The standards landscape
Three frameworks dominate enterprise AI governance: the EU AI Act, the NIST AI Risk Management Framework, and ISO/IEC 42001. They are complementary - the AI Act is law; NIST is guidance; ISO/IEC 42001 is a management system.
Banking-sector model risk frameworks (SR 11-7, PRA SS1/23) predate the AI era but apply to AI systems. Healthcare AI carries FDA and HHS-OCR overlays. Public-sector AI carries transparency expectations from the UK Algorithmic Transparency Standard and OECD AI Principles.
The operating model
An effective AI governance operating model has four moving parts: an AI Risk Committee accountable to the board, a control catalogue mapped to the applicable frameworks, an attestation cycle that captures evidence quarterly, and a reviewer rota that processes assurance reviews on a known cadence.

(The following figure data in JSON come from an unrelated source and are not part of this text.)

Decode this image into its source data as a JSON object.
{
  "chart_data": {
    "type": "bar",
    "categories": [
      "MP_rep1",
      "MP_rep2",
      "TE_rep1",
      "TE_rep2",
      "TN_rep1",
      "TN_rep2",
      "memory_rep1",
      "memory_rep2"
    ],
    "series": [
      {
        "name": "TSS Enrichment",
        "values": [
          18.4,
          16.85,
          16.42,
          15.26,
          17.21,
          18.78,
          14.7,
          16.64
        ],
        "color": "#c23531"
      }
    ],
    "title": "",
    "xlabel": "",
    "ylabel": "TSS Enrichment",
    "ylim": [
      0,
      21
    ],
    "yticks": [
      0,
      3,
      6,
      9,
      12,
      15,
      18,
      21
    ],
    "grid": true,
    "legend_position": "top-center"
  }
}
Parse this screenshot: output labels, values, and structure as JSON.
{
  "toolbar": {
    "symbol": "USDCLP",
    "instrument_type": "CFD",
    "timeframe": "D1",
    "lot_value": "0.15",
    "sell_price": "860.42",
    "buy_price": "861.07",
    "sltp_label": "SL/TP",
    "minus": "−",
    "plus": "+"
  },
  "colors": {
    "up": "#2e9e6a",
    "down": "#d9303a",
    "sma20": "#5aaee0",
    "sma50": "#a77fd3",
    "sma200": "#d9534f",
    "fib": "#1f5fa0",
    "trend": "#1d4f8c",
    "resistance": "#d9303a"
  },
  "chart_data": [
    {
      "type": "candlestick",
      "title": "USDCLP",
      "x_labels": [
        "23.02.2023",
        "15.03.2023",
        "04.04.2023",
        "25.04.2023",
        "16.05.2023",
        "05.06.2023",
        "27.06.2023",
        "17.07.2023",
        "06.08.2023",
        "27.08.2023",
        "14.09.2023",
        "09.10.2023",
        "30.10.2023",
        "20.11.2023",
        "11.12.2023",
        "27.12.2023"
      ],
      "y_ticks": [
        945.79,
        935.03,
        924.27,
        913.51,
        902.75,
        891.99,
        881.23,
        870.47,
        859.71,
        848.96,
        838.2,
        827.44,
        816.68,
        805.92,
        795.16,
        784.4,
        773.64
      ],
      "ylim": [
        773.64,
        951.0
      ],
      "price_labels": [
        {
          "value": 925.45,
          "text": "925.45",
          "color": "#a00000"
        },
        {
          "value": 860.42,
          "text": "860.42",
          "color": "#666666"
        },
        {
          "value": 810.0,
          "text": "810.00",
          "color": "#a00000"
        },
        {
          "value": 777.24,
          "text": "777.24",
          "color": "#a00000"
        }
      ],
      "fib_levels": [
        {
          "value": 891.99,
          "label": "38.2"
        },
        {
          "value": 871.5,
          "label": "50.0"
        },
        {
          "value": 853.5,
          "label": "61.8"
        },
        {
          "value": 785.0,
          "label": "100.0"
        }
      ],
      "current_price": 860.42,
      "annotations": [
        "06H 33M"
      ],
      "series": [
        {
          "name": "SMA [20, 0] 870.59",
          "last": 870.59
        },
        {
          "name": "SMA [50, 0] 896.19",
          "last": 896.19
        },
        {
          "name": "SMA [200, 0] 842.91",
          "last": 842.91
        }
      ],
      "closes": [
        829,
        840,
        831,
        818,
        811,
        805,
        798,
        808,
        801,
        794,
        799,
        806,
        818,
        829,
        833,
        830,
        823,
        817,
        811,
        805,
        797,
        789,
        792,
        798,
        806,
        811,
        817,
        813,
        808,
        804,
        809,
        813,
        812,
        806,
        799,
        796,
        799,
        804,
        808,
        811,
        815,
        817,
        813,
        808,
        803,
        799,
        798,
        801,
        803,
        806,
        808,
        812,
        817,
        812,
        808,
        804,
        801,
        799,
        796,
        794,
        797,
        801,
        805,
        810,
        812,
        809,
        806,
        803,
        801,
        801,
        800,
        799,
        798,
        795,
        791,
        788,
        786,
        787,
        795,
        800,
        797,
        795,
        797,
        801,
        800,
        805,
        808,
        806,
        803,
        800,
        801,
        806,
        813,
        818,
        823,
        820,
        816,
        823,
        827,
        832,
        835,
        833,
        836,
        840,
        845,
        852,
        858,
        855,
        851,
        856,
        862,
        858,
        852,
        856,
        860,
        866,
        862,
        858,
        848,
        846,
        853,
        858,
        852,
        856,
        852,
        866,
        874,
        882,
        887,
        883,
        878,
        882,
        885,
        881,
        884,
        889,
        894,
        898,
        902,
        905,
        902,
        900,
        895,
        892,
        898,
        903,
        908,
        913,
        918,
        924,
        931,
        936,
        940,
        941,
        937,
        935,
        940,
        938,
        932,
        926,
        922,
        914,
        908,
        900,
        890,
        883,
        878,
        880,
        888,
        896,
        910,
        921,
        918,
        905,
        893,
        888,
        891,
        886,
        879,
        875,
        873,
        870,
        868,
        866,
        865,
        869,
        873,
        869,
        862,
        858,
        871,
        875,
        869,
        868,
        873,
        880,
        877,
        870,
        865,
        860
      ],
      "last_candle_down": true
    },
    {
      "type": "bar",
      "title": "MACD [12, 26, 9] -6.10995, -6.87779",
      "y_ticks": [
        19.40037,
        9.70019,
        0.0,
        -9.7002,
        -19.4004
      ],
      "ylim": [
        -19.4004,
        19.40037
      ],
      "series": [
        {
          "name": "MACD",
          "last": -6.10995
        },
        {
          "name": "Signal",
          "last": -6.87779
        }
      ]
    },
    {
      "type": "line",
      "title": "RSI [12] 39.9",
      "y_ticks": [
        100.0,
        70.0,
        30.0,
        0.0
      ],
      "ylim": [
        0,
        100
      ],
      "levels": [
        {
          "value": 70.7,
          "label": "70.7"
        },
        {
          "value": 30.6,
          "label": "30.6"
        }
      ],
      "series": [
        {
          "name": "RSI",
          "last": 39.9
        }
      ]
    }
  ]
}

Without these four, the AI policy decays within two quarters and the inventory drifts.
Documentation that wins review
Five artefacts pass first review reliably: model description with intended use and limitations; training and fine-tuning lineage; evaluation harness with regression behaviour over time; residual-risk register; and an operating runbook with kill-switch criteria.
Documentation is engineered, not authored. We write it as the code is written, with version-control history forming the audit history.